Halifax Security Forum bucks Canadian government and Chinese pressure, awards Taiwan's president

“President Tsai is an inspiration and example to freedom-loving people everywhere,” said Forum President Peter Van Praagh. “Their courage and strength in defending their people against the Chinese Communist Party’s aggression are exactly the qualities that the John McCain Prize should recognize.”

The award is given each year at the forum’s event in Halifax, but the 2020 conference has been canceled due to the Covid-19 pandemic.

Van Praagh said the forum will personally present the award to Tsai at a ceremony scheduled “in due course”.

The forum welcomed Tsai on Monday by posting a video calling her “another freedom advocate.” The video contains news clips describing her as arguably the most powerful politician in the Chinese-speaking world.

“I want to assure people that we will neither escalate nor give in to the confrontation,” Tsai said in a clip of a speech in the video.

Beijing does not recognize Taiwan’s independence and has long sought control over it. China has targeted island democracy for months with a hybrid war campaign, including election disruption, cyberattacks, and military planes cruising around its airspace. The Taiwanese economy has suffered from heightened fears of total invasion.

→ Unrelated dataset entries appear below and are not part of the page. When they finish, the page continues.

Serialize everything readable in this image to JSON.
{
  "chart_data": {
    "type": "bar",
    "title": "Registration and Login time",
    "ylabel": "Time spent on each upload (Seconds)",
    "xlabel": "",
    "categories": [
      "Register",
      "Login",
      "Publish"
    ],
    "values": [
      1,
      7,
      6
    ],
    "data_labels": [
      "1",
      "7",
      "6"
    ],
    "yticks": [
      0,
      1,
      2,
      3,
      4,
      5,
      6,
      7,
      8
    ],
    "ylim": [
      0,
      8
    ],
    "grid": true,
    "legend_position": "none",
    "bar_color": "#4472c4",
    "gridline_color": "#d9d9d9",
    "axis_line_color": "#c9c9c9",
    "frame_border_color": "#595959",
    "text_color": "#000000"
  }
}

After it became known that Canada was pressuring the Forum over the award, Trudeau’s Liberal government and the Prime Minister himself faced sharp questions about the story in Parliament.

Days after the POLITICO article, the House of Commons unanimously passed a token, non-binding motion in support of the Halifax Forum’s decision to award Tsai the prestigious award.

However, Trudeau’s government seemed uncomfortable with the award going to Tsai at the event in Canada.

Ottawa has made efforts not to provoke Beijing as it seeks to secure the release of two Canadians from behind bars in China.

Diplomatic relations between Ottawa and Beijing have deteriorated since Canadian authorities arrested Huawei senior manager Meng Wanzhou in December 2018 on a US extradition warrant. Beijing has called the arrest of Meng, the daughter of the founder of the Chinese telecommunications giant, a political act on behalf of the United States and has demanded her release.

The U.S. Department of Justice last year accused Huawei of violating the Racketeer Influenced and Corrupt Organizations (RICO) law, which is most commonly accused of organized crime.

Tensions between Canada and China increased days after Meng’s arrest when China rounded two Canadians in an apparent retaliation. The men were recently charged with espionage; They are currently awaiting judgments and, if convicted, potentially long sentences.

Securing the release of Michael Kovrig, a diplomat on leave, and Michael Spavor, an entrepreneur who introduced basketball legend Dennis Rodman to North Korean leader Kim Jong Unhas become one of Trudeau’s greatest foreign policy challenges. Kovrig and Spavor are colloquially known in Canada as the “Two Michaels”.

The dispute also had economic consequences. China, Canada’s second largest trading partner, halted some major Canadian agricultural imports after Meng’s arrest.

The annual Halifax Forum event takes place in Canada and is the main sponsor Ottawa spends around C $ 3 million a year to the conference.